La vie à Butembo, dans le Nord-Kivu, RDC, 25 août 2016.
La vie à Butembo, dans le Nord-Kivu, RDC, 25 août 2016.

Une estimation du chômage à Butembo ? La question paraît si saugrenue au maire adjoint Godefroid Kambere Matimbya qu'il part d'un petit rire nerveux. "Le chômage, c'est normal chez nous, parce qu'il n'y a pas d'entreprises", dit-il en s'agitant

Selon M. Kambere, "ça fait quelque dix ans que ça ne va pas" à Butembo, ville de plus de 1,1 million d'habitants du Grand Nord, la partie septentrionale du Nord-Kivu, dans l'est de la République démocratique du Congo.

Riche en minerais, forêts et terres arables, la province du Nord-Kivu est déchirée par les conflits armés depuis plus de vingt ans.

La limonaderie Cobeki, alors seule véritable entreprise industrielle de la ville, a cessé sa production dans la période de transition entre la fin de la deuxième guerre du Congo (1998-2003) et les élections de 2006, qui allaient confirmer Joseph Kabila à la présidence de la République.

À Butembo ("la ville des ficus" en kinande, la langue des Nande, ethnie dont les membres considèrent cette cité comme leur capitale), la fermeture de l'usine marque encore les esprits des aînés.

L'euphorie démocratique de 2006 a vite fait long feu au Nord-Kivu, où diverses rébellions se succèdent, cohabitent ou s'affrontent, toujours sur le dos de la population.

La violence - plus de 700 personnes tuées dans des massacres à répétition - qui frappe depuis octobre 2014 la région de Beni, l'autre ville du Grand Nord, à une soixantaine de kilomètres au nord de Butembo, achève de consumer à petit feu l'activité.

"L'insécurité, c'est le grand problème", concède Polycarpe Ndivito Kikwaya, président de l'antenne locale de la Fédération des entreprises du Congo (FEC, patronat).

Historiquement, Butembo a bâti son développement sur la culture du café et le commerce, d'abord avec l'Europe, puis l'Asie.

- 'Aux dépens de la Providence' -

Avant les troubles de la décennie 1990, on venait de très loin pour trouver en ville les biens de consommation ou d'équipement que le pays - parmi les moins développés de la planète - ne produit pas : électroménager, machines, habits, chaussures...

Nostalgique, Polycarpe Ndivito se souvient des commerçants affluant de Bunia ou Kisangani, en Province-Orientale (nord-est de la RDC), ou même du Kasaï (centre), d'où il serait aujourd'hui chimérique de vouloir venir par voie terrestre.

Les marchandises continuent d'arriver du port kényan de Mombasa via l'Ouganda mais en nombre "très, très bas", dit M. Kambere. "Avec l'insécurité, les acheteurs ne viennent plus de peur d'être dépouillés" sur le trajet, explique M. Ndivito.

Le marché du territoire de Beni, vers lequel les commerçants de Butembo pouvaient encore espérer réaliser des ventes il y a deux ans est aujourd'hui totalement sinistré.

"La population est chassée de ses champs et elle vit aux dépens de la Providence", explique M. Kambere.

À la sortie de la ville, l'usine Crystal produit du savon en barre et en pains individuels.
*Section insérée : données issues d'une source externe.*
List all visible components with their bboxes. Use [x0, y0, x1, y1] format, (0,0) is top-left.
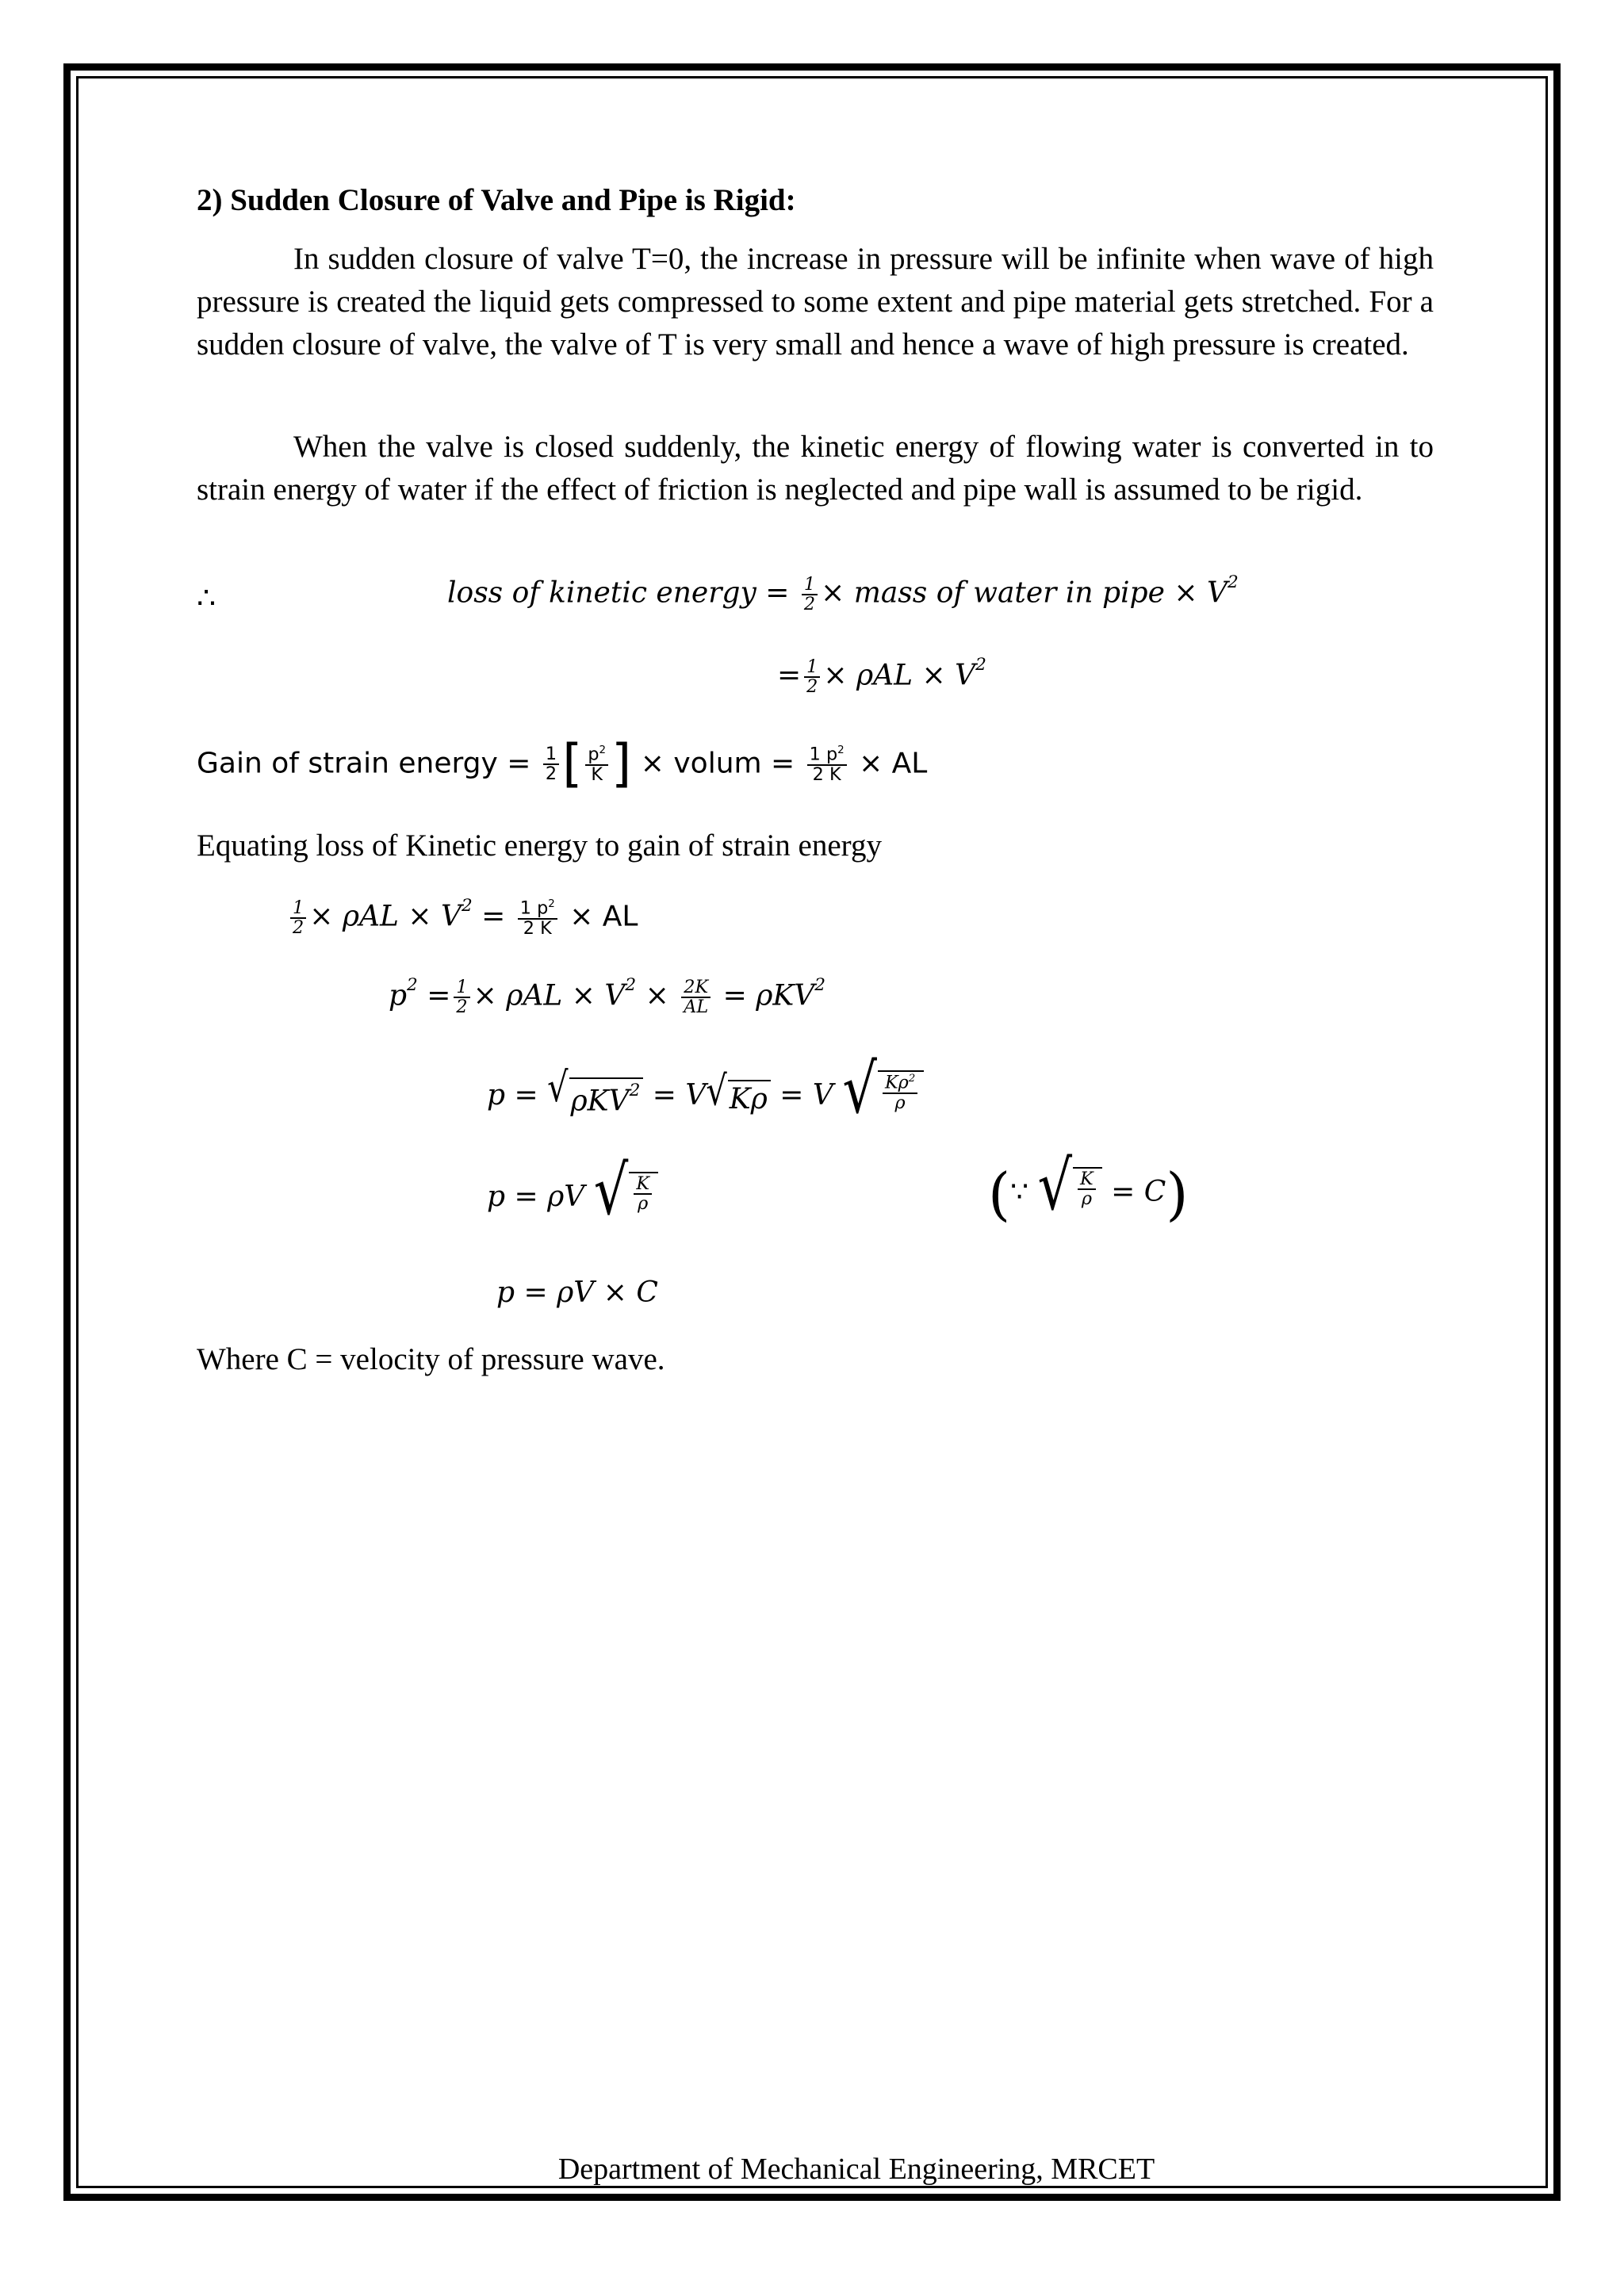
page-footer: Department of Mechanical Engineering, MRCET — [557, 2152, 1155, 2186]
equation-kinetic-energy-loss: loss of kinetic energy = $\frac{1}{2}$ × mass of water in pipe × $V^2$ — [447, 572, 1239, 615]
equation-energy-balance: $\frac{1}{2}$ × $\rho AL \times V^2$ = $\frac{1 p^2}{2 K}$ × AL — [287, 896, 638, 938]
mass-label: mass of water in pipe — [853, 576, 1165, 610]
paragraph-sudden-closure: In sudden closure of valve T=0, the increase in pressure will be infinite when wave of high pressure is created the liquid gets compressed to some extent and pipe material gets stretched. For a sudden closure of valve, the valve of T is very small and hence a wave of high pressure is created. — [197, 242, 1434, 362]
ke-loss-label: loss of kinetic energy — [447, 576, 756, 610]
equation-pressure-velocity: p = ρV √ $\frac{K}{\rho}$ — [487, 1172, 658, 1226]
therefore-symbol: ∴ — [197, 582, 216, 615]
definition-c: Where C = velocity of pressure wave. — [197, 1342, 665, 1376]
equation-kinetic-energy-expanded: = $\frac{1}{2}$ × $\rho AL \times V^2$ — [777, 655, 986, 698]
equating-statement: Equating loss of Kinetic energy to gain of strain energy — [197, 828, 882, 863]
equation-pressure-squared: $p^2$ = $\frac{1}{2}$ × $\rho AL \times V^2$ × $\frac{2K}{AL}$ = ρKV$^2$ — [389, 975, 826, 1018]
equation-wave-velocity-note: (∵ √ $\frac{K}{\rho}$ = C) — [988, 1147, 1189, 1227]
equation-strain-energy-gain: Gain of strain energy = $\frac{1}{2}$ [ $\frac{p^2}{K}$ ] × volum = $\frac{1 p^2}{2 K}$ × AL — [197, 734, 928, 794]
page-border-inner — [76, 76, 1548, 2188]
equation-pressure-root: p = √ ρKV$^2$ = V √ Kρ = V √ $\frac{K\rho^2}{\rho}$ — [487, 1070, 924, 1124]
equation-pressure-final: p = ρV × C — [496, 1276, 658, 1309]
section-heading: 2) Sudden Closure of Valve and Pipe is Rigid: — [197, 183, 796, 217]
paragraph-kinetic-energy: When the valve is closed suddenly, the kinetic energy of flowing water is converted in to strain energy of water if the effect of friction is neglected and pipe wall is assumed to be rigid. — [197, 430, 1434, 507]
volume-label: volum — [673, 747, 762, 780]
strain-energy-label: Gain of strain energy — [197, 747, 498, 780]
Les deux énormes cuves de stockage d'huile de palme achevées en 2013 n'ont jamais été remplies. À l'époque, on était optimiste. Aujourd'hui, la direction dit se battre pour verser chaque mois les salaires.

Le savon Crystal sert autant à se laver qu'à faire la lessive ou la vaisselle. "Nous nous adressons à une population pauvre dont les conditions de vie sont de plus en plus difficiles", et les clients de Beni "ne viennent plus", déclare Kahiwa Kahongya, gérant de l'usine.

Sur les marchés, on achète généralement le savon au centimètre, prélevé sur la barre, en fonction de ses moyens.

Butembo a passé l'essentiel de la deuxième guerre du Congo sous la coupe du RCD/K-ML, milice soutenue par l'Ouganda. Paradoxalement, on se souvient de ces années comme d'une période prospère.

"Pendant la rébellion on pouvait faire passer les marchandises" par l'Ouganda, et "le commerce a été fructueux et florissant", la "rébellion a été profitable pour la population contrairement à" ce qui se passe aujourd'hui, remarque Élie Kwiravusa, une des jeunes voix de la Coordination de la société civile de Butembo.

Les Bubolais (habitants de la ville) jugent plutôt sévèrement le bilan économique du gouvernement sortant dont se gargarisait à coup de statistiques macroéconomiques son chef, Augustin Matata Ponyo.

M. Kabila a nommé jeudi un nouveau Premier ministre, l'opposant Samy Badibanga, dans le cadre d'un accord censé lui permettre de rester à la tête de l'État au-delà de la fin de son mandat, le 20 décembre, faute d'élection avant cette date.

Selon un prêtre qui préfère garder l'anonymat, on voit monter à Butembo "la frustration" d'une population largement miséreuse.

- Boulevard Joseph-Kabila -

Ici, les résultats de la "Révolution de la modernité" promise par le président semblent se limiter aux deux routes asphaltées de la ville : le boulevard Joseph-Kabila, et le boulevard Julien-Paluku (du nom du gouverneur de la province).

De l'eau potable point, et de l'électricité non plus. A la savonnerie Crystal, l'énergie nécessaire provient d'une machine à vapeur alimentée par une chaudière à bois.

En 2006, M. Kabila avait réuni sur son nom dès le premier tour plus de 75% des suffrages exprimés à Butembo. La population plaçait alors en lui ses espoirs de paix et de reconstruction. Cinq ans plus tard, après une modification constitutionnelle ayant ramené le scrutin à un tour, il n'y a recueilli que 17,4%, loin derrière Antipas Mbusa Nyamwisi (44,7%), l'ancien chef du RCD/K-ML, aujourd'hui en exil.

Plusieurs notables nande insistent sur le fait que la ville a été construite "par ses fils, sans l'aide de l'Etat".

Comme ailleurs au Congo, l'Église catholique joue un grand rôle dans la vie sociale en lieu et place de l'État. L'Université catholique du Graben (UCG), qui s'étend dans un écrin de verdure sur les hauteurs de la ville, produit sa propre électricité à l'aide d'un petit barrage et offre à ses 1.500 étudiants des conditions d'étude dont rêveraient bien des jeunes Congolais.

Mais pour quel avenir ? "Il n'y a pas de boulot, dit un responsable étudiant, alors les diplômés se débrouillent. Vous finissez en économie, vous devenez taxi-man. Vous finissez en droit, vous devenez taxi-man" aussi.